"Being here has motivated me more, made me want more out of life," she said. "It's inspired me to teach my kids to want more out of life, that they don't have to be the same as everyone else out here."
Goode is one of nearly 100 young adults participating in this year's version of Future Track, a program created by the Streets Department to provide at-risk youths with the skills they need to succeed in life.
"Our intent was to holistically look at a portion of our youth that didn't seem to have a direction in terms of what to do with their lives," said city Revenue Department Commissioner Clarina Tolson. "The intent was to create a sincere work ethic in order to build them into good citizens."
Before leading the Revenue Department, Tolson headed the Streets Department, and was one of the driving forces behind Future Track, now in its second year. She helped develop the program at the request of Mayor Nutter, who she said saw an opportunity and need for such a service among the city's youth.
And, she said, the Streets Department was a strong vehicle for it.
"I think there's a sensitivity in the department for managing and working with people who are unskilled, who've had challenges with entering the work environment," she said. "Some people working with the department have had similar background to kids, and we manage that daily."
The program, which runs from November to April, takes a two-pronged approach to meeting its goal: Its members, usually between 18 and 25, spend two days a week in class brushing up on job skills and "career preparedness," and the remaining days out in the streets, working on projects for the department, according to Tolson.
"It takes you back to the old logic that hard work never hurt anybody and it builds character," she said. "After they go through back-breaking labor like they have, they have a new appreciation for all [kinds of] work.
"It's almost like boot camp. They don't know about that going in, but realize it afterward."
Angela Pannell can attest to that.
The single mom was a member of Future Track's inaugural class, and found a new sense of self through clearing trash and debris from alleys - the program's physical component.
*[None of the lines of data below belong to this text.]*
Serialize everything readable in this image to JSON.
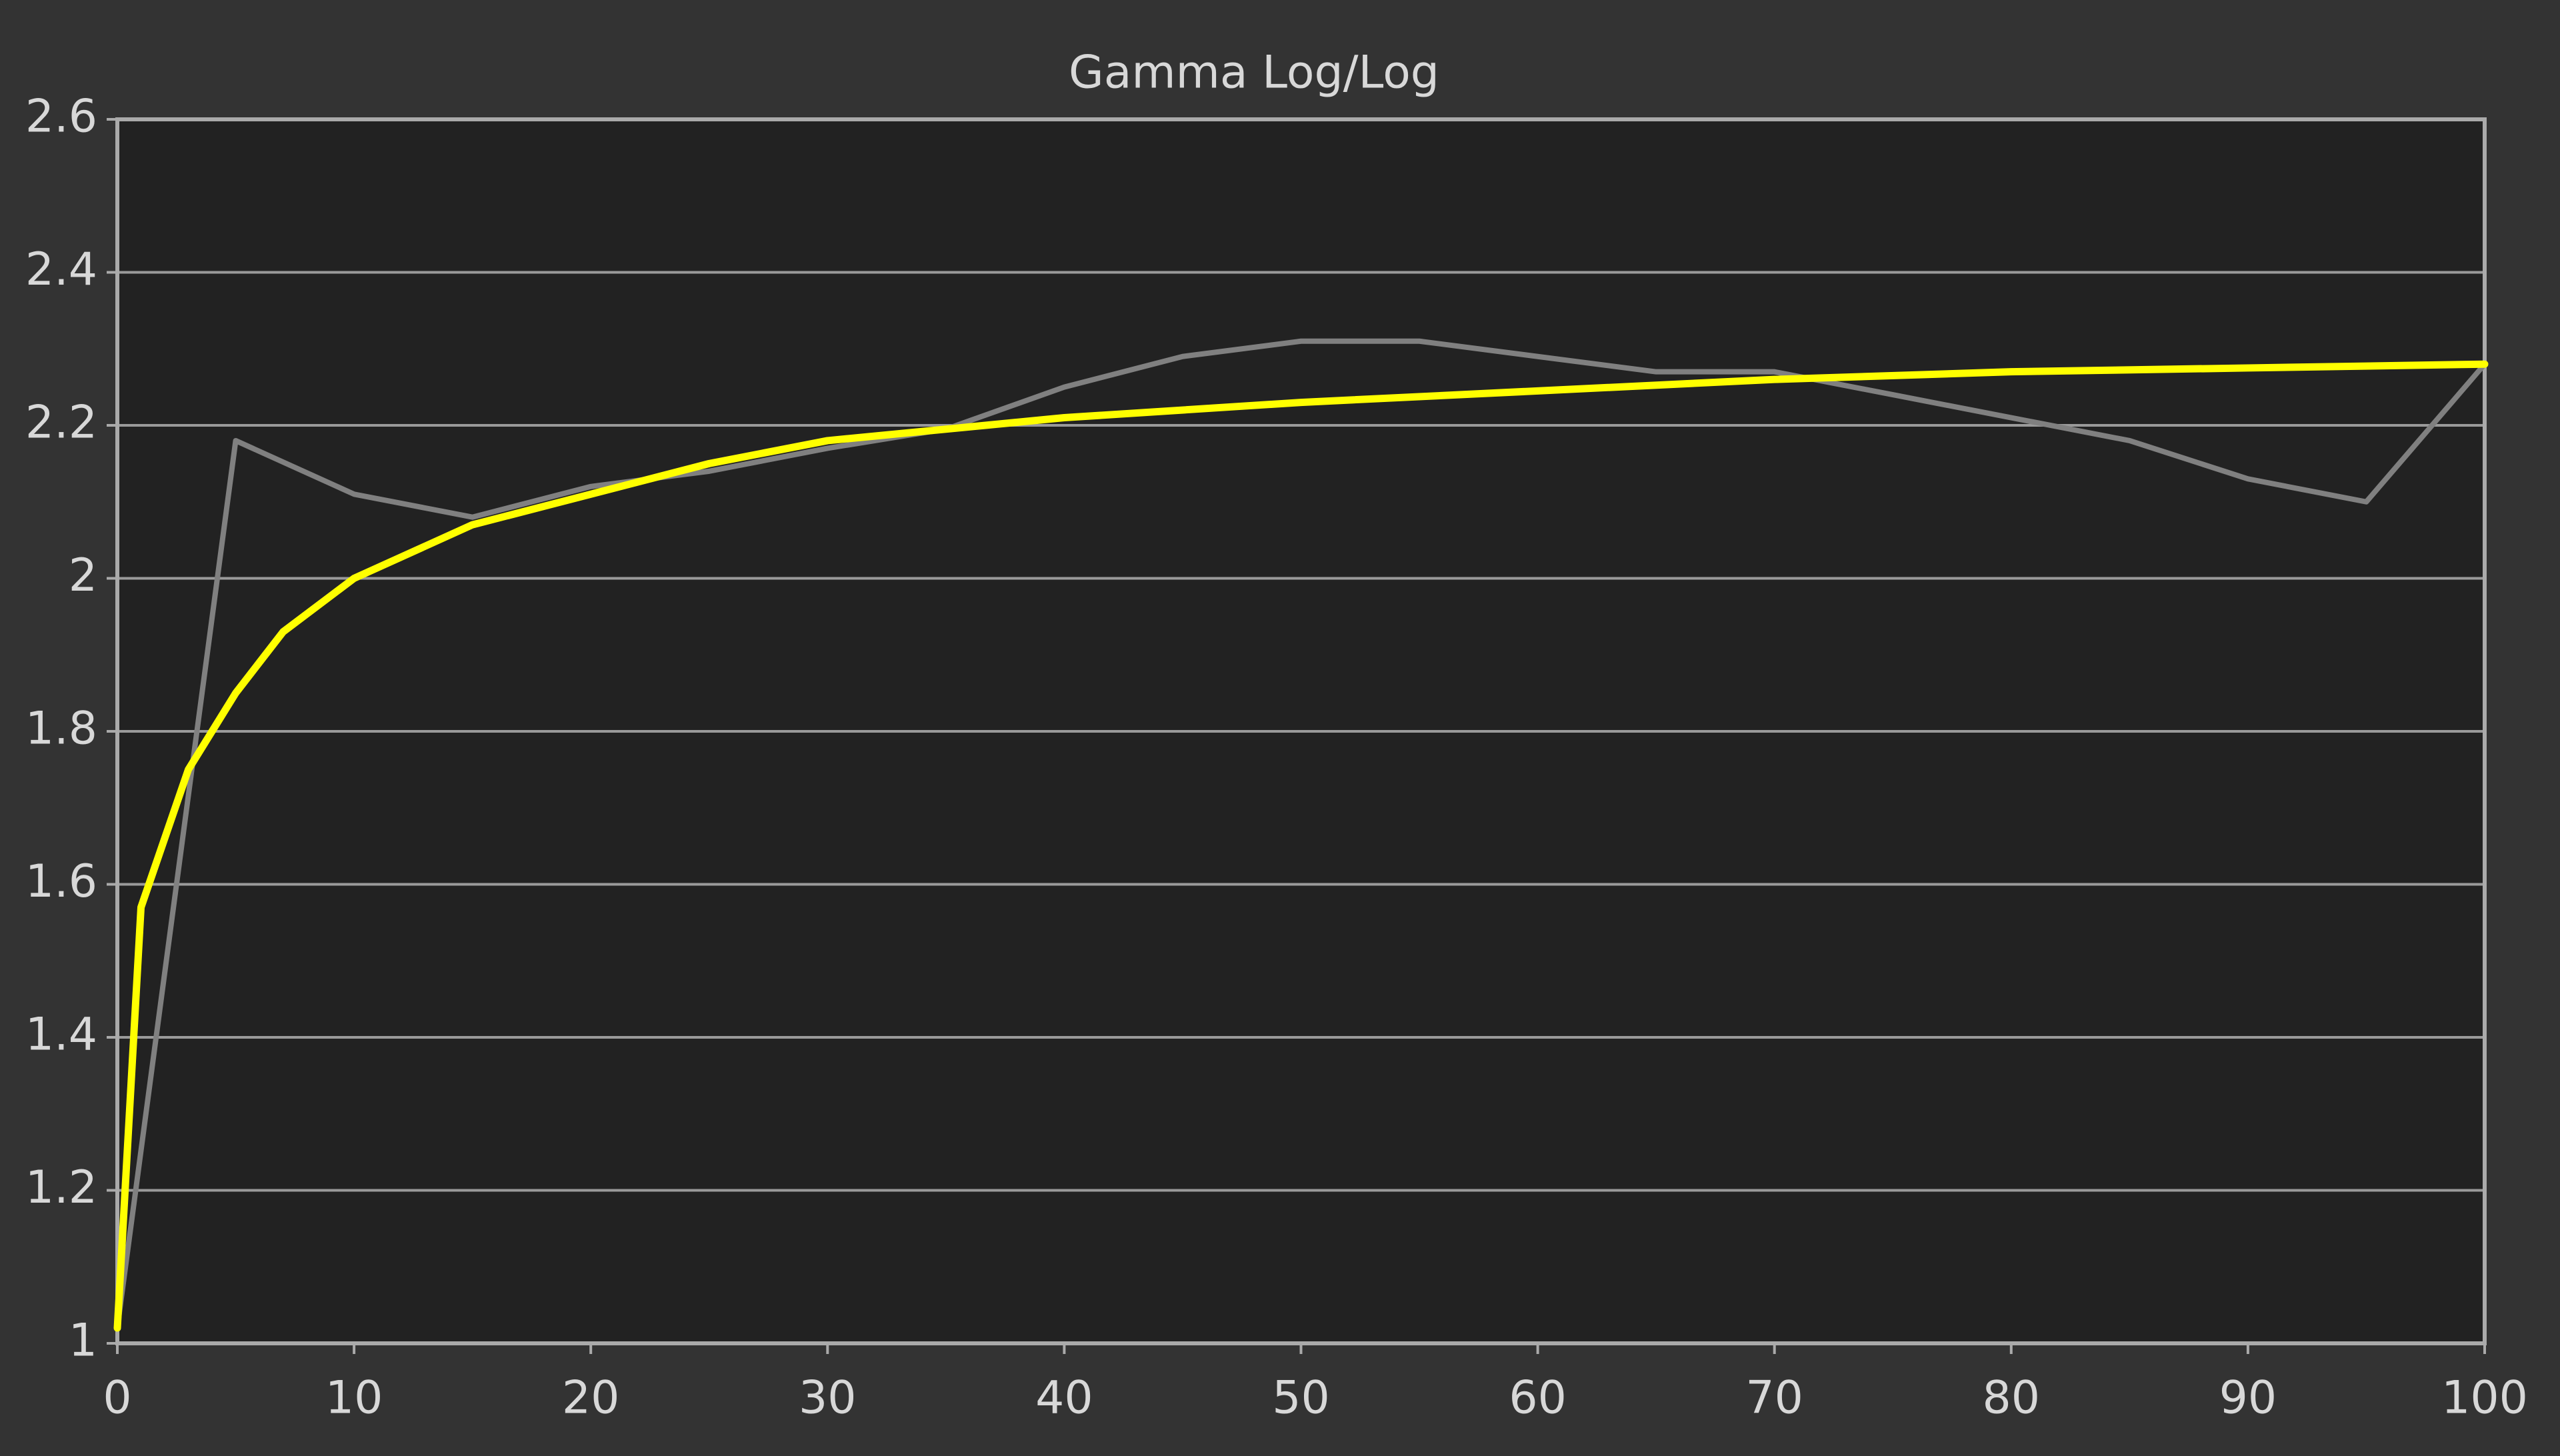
{
  "chart_data": {
    "type": "line",
    "title": "Gamma Log/Log",
    "series": [
      {
        "color": "#808080",
        "x": [
          0,
          5,
          10,
          15,
          20,
          25,
          30,
          35,
          40,
          45,
          50,
          55,
          60,
          65,
          70,
          75,
          80,
          85,
          90,
          95,
          100
        ],
        "values": [
          1.02,
          2.18,
          2.11,
          2.08,
          2.12,
          2.14,
          2.17,
          2.195,
          2.25,
          2.29,
          2.31,
          2.31,
          2.29,
          2.27,
          2.27,
          2.24,
          2.21,
          2.18,
          2.13,
          2.1,
          2.28
        ]
      },
      {
        "color": "#ffff00",
        "x": [
          0,
          1,
          3,
          5,
          7,
          10,
          15,
          20,
          25,
          30,
          40,
          50,
          60,
          70,
          80,
          90,
          100
        ],
        "values": [
          1.02,
          1.57,
          1.75,
          1.85,
          1.93,
          2.0,
          2.07,
          2.11,
          2.15,
          2.18,
          2.21,
          2.23,
          2.245,
          2.26,
          2.27,
          2.275,
          2.28
        ]
      }
    ],
    "xlim": [
      0,
      100
    ],
    "xticks": [
      0,
      10,
      20,
      30,
      40,
      50,
      60,
      70,
      80,
      90,
      100
    ],
    "ylim": [
      1,
      2.6
    ],
    "yticks": [
      1,
      1.2,
      1.4,
      1.6,
      1.8,
      2,
      2.2,
      2.4,
      2.6
    ],
    "grid": true
  }
}
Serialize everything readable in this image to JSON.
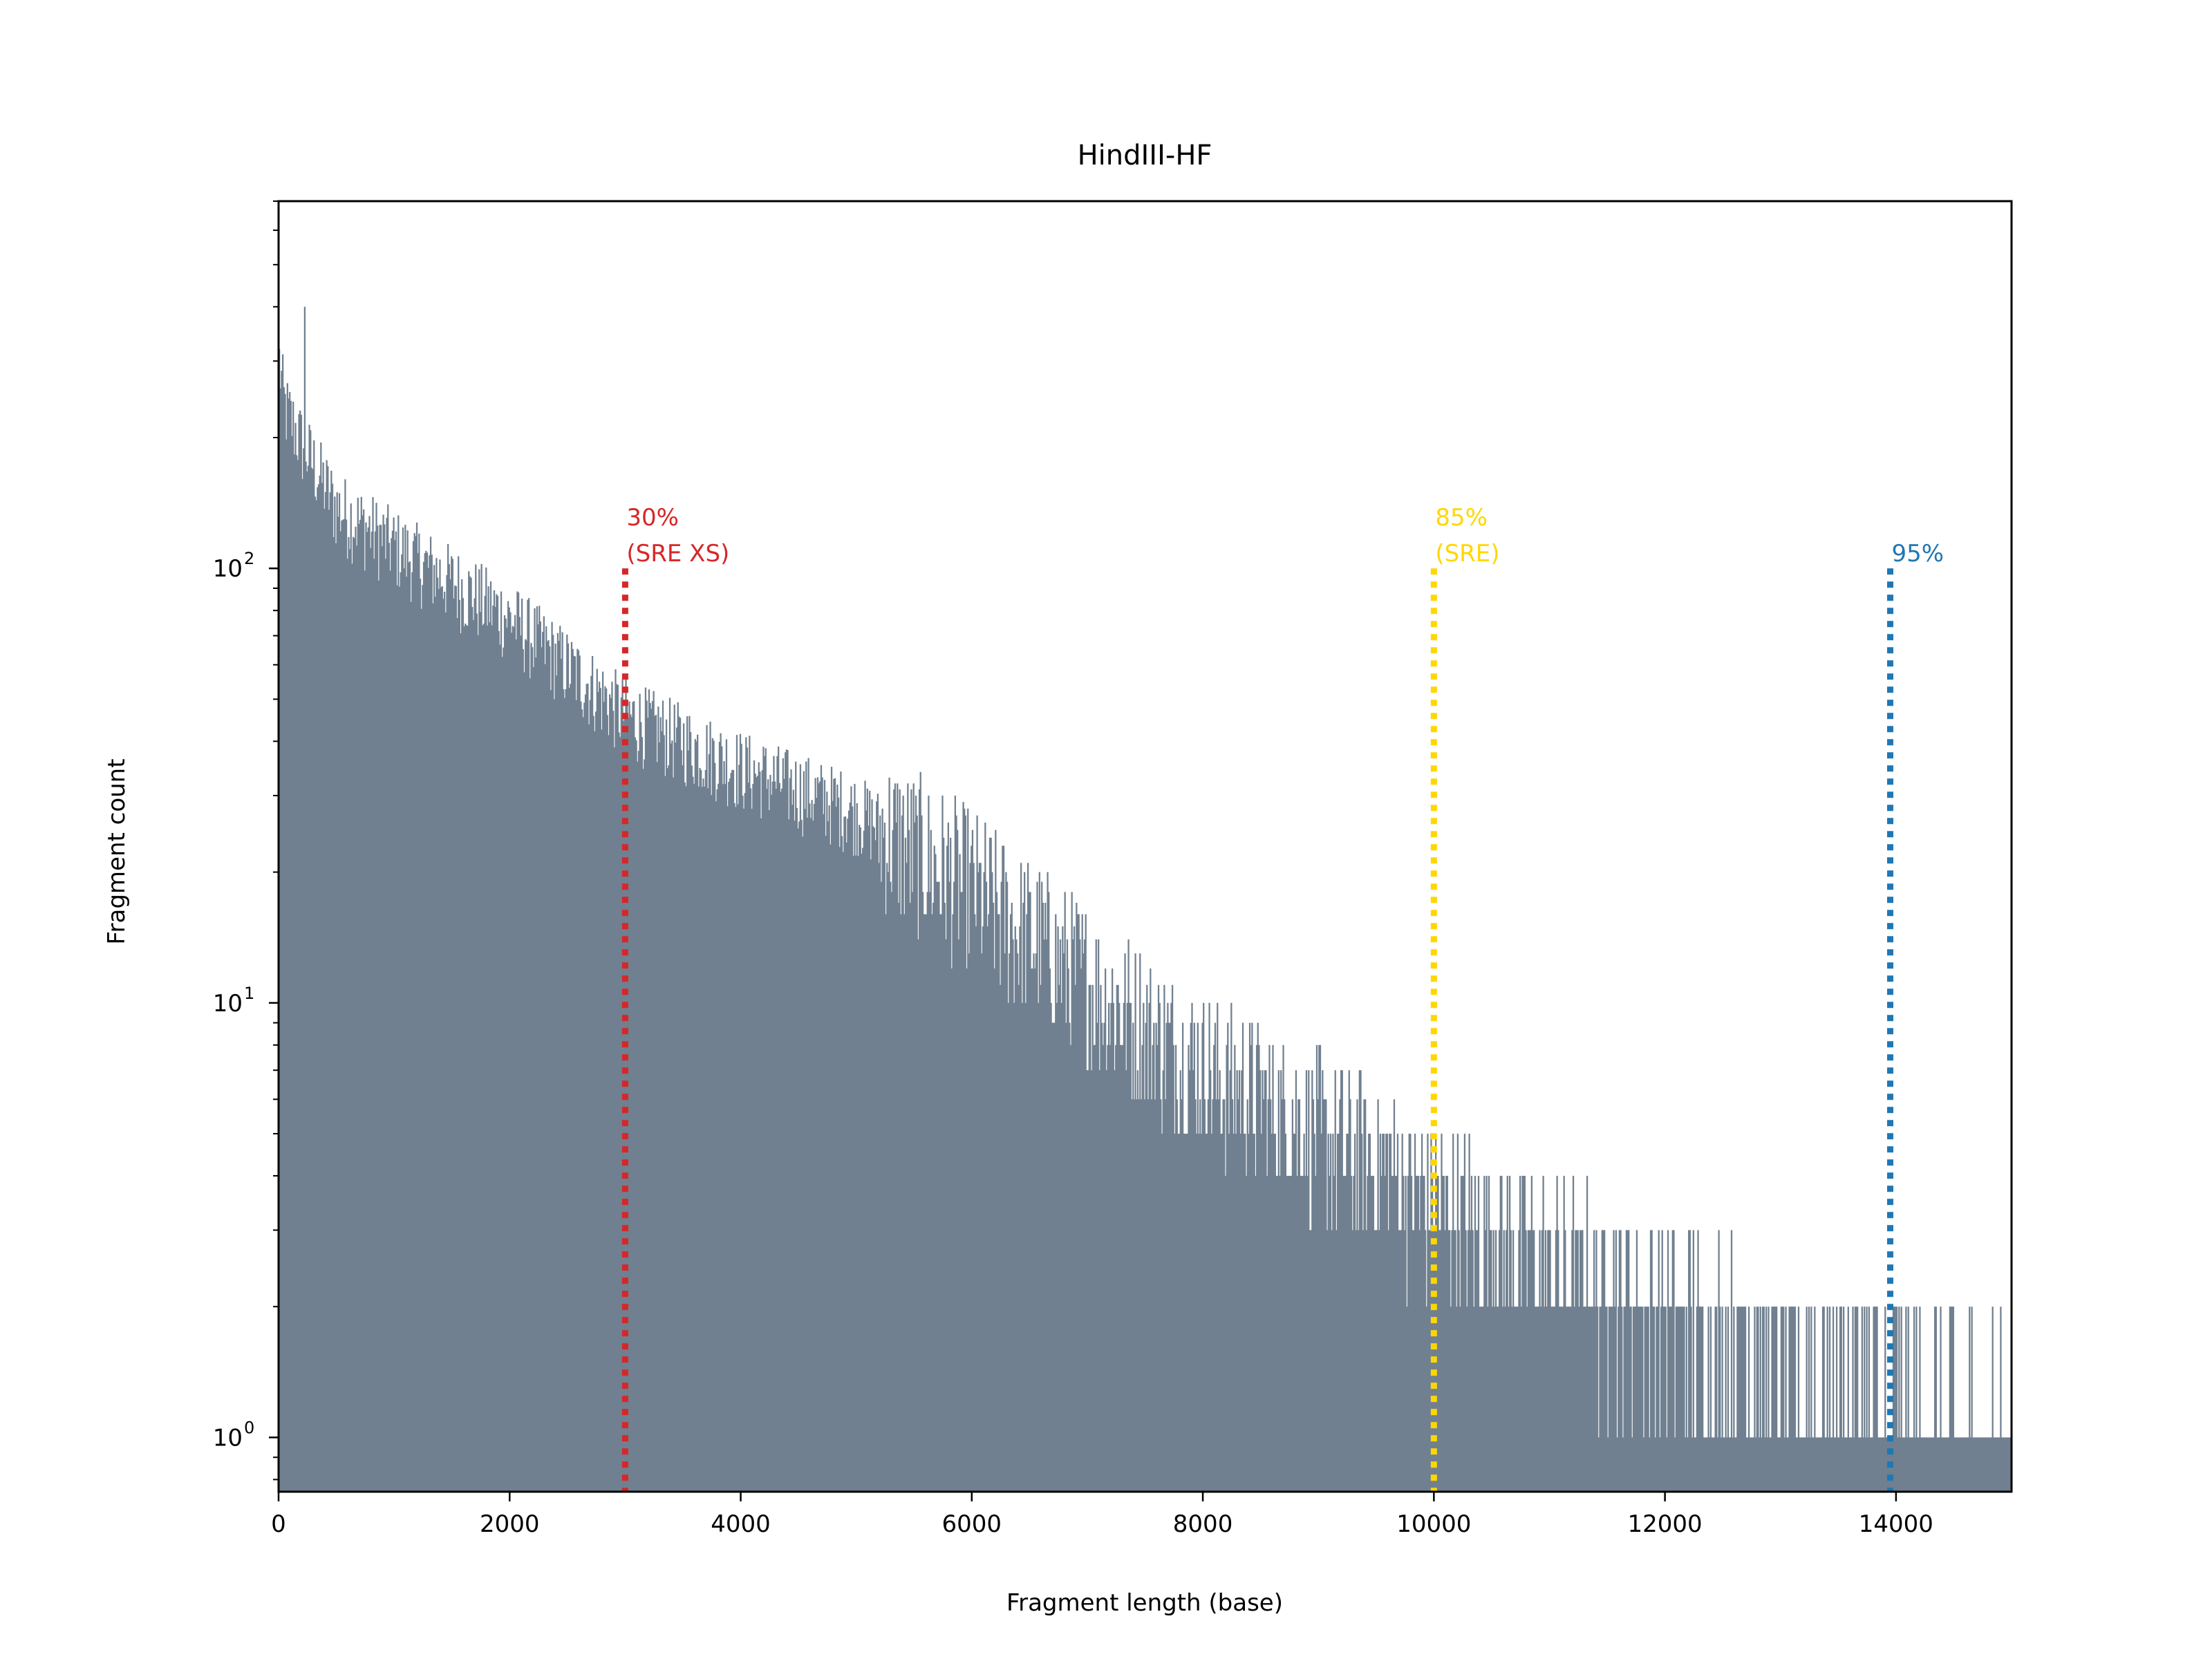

"Something so simple gave me a chance to shine and a sense of importance," she said. "We got to go out and actually make a difference in the community. I don't think I could have done that on my own."
It's given her more than that. Pannell, 27, now works for the Streets Department as an engineer aide in surveying, a job she never dreamed she could hold three years ago as a Community College of Philadelphia student struggling to choose a major.
"I feel like I've found my place," she said. "This is what I want to do until I retire."
Stories like Pannell's have inspired the department to push forward with the program.
"The planets are aligning with Future Track," said David Perri, Tolson's successor as Streets Department commissioner.
"We're creating more livable communities in Philly by cleaning up areas that had been neglected for, in some cases, decades," he added. "At the same time, we're bringing out the potential in young adults who are just a few basic job skills away from meaningful employment."
Under Perri, this year's class has continued to clear alleys, mainly in South Philly, in addition to working to remove bandit signs posted illegally throughout the city.
In the classroom, the students get a different kind of education. Besides some "refreshers" in math and language skills, they learn about money management, resume writing and how to appeal to college and job recruiters, said Lakeisha Horne, who works closely with the program as executive director of the Community Women's Education Project. Its Kensington office houses Future Track's classes.
Horne said that when many program participants started, they asked why they had to complete the classroom component when they just wanted a paycheck.
"Now they understand their roles in their communities, how to interact with their families, and are awakened to larger issues in the city," she said.
Horne watched the first class of Future Trackers grow and mature, and said that some current members already have left the program to accept jobs and to pursue other opportunities.
"It's all about relating to them," she said. "Many of them come from situations where they've been in and out of group homes from a young age, where they felt they weren't wanted or were thrown away; some even have felonies.
"When I run into graduates outside the building, I'm always amazed at their transformations - they all have become strong, motivated young adults, and that's exactly what we've set out to do here."